Corporate Insolvency and Governance Act 2020 (CIGA 2020) published swiftly on 20th May 2020 in response to Covid-19 with a view to assisting companies and director through the pandemic and associated disruption. It has received Royal Assent on 25th June 2020 and is the most significant changes in corporate insolvency in nearly 20 years.
This act is only designed to respond to the Covid-19 emergency and considerations into what else can be implemented to support otherwise viable businesses is being considered.
New measures include but are not limited to:
- A new moratorium to give companies breathing space from their creditors while they seek a rescue;
- A corporate restructuring plan to enable a company to eliminate, reduce, prevent or mitigate the effect of financial difficulties that could affect its ability to carry on business as a going concern;
- An extension of protection of supplies legislation, previously limited to ‘essential’ suppliers, designed to prevent ransom payments or punitive credit terms which would impact a company’s ability to trade;
- Breathing space for directors, with a blanket requirement on courts to assume directors are not responsible for any worsening of the financial position of the company or its creditors during the relevant period; and
- No winding up petition can be presented on the basis of a statutory demand, unless the creditor has reasonable grounds for believing that coronavirus has not had a financial effect.
The act introduces a new moratorium to give companies breathing space from their creditors while they seek a rescue.

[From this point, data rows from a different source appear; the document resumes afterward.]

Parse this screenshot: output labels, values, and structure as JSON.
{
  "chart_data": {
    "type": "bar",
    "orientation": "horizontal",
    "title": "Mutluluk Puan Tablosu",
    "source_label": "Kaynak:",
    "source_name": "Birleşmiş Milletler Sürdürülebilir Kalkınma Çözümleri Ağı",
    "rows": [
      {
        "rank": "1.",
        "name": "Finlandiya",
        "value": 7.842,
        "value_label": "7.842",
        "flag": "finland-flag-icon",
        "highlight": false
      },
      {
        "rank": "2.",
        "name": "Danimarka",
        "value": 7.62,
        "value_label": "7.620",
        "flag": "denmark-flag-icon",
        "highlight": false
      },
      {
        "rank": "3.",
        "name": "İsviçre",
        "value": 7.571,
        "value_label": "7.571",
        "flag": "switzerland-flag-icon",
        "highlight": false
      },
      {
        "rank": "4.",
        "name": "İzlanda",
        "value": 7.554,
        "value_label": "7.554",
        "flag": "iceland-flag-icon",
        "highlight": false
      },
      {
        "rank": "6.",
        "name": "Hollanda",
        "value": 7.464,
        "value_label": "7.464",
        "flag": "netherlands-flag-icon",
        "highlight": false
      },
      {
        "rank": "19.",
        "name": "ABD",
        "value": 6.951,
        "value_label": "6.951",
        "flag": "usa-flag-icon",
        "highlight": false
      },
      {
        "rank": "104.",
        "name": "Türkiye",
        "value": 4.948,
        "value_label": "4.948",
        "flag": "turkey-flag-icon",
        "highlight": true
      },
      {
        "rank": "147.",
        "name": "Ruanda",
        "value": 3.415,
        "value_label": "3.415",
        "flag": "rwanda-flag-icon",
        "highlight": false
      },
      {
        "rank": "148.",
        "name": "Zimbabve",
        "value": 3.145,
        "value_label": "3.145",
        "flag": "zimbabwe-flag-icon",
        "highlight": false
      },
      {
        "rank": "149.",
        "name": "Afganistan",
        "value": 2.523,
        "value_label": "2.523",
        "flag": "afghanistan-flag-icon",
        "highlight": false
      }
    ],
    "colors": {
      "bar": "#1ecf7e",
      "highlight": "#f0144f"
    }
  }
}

A new restructuring plan sanctioned by the court binds creditors to the plan. Directors must still fulfil their filing obligations with Companies House.
Companies House Filing Extensions
26th June 2020 the Filing Requirements (Temporary Modifications) Regulations 2020 were signed into law and came into force on the 27th June 2020. Below is a summary of the temporary changes.
The below extensions granted are a temporary measure and the extension will not apply on or after 6th April 2021.
Changes for public companies with are filing deadline between 26th March 2020 to 29th September 2020 are as follows:
- PLCs – deadline extended from 6 to 9 months
- Private company – deadline extended from 9 to 12 months
- LLP – deadline extended from 9 to 12 months
- SEs – deadline extended from 6 to 9 months.
Public companies and SEs whose original filing deadline fell on or after 30th June 2020 before it was extended by the act and will receive no further extension under the regulations.
It is important to note that extensions granted by regulators will apply to your original filing deadline and not added to the filing extension already granted by Companies House.
If you are eligible your filing deadline will be updated automatically.
Filing Confirmation statement
Time to file confirmation statements has been increased. 14-day deadline has been increased to 42 days for companies, LLPs, Scottish limited partnerships, Scottish qualifying partnerships and SEs. This extension is automatic, and you do not need to make an application.
42-days are being provided to submit event-driven filings for certain company events. In particular, any changes you’re required to file to update your company’s record before you file your confirmation statement. Additional details can be found on the link at the end of this article.
For charges created on or after 6th June 2020, the period to deliver a particular charge will automatically be increased from 21 to 31 days. The 31-day period starts the day after the date the charge was created. This extension applies to companies, LLPs, SEs and EEIGs.
It is important to note if the court has already extended the period than the above extension will not apply.
This legislation has been drafted and implemented extremely quickly and therefore requires some areas of clarification.
*Disclaimer – this does not constitute legal advice and legal advice should be sought to clarify your position.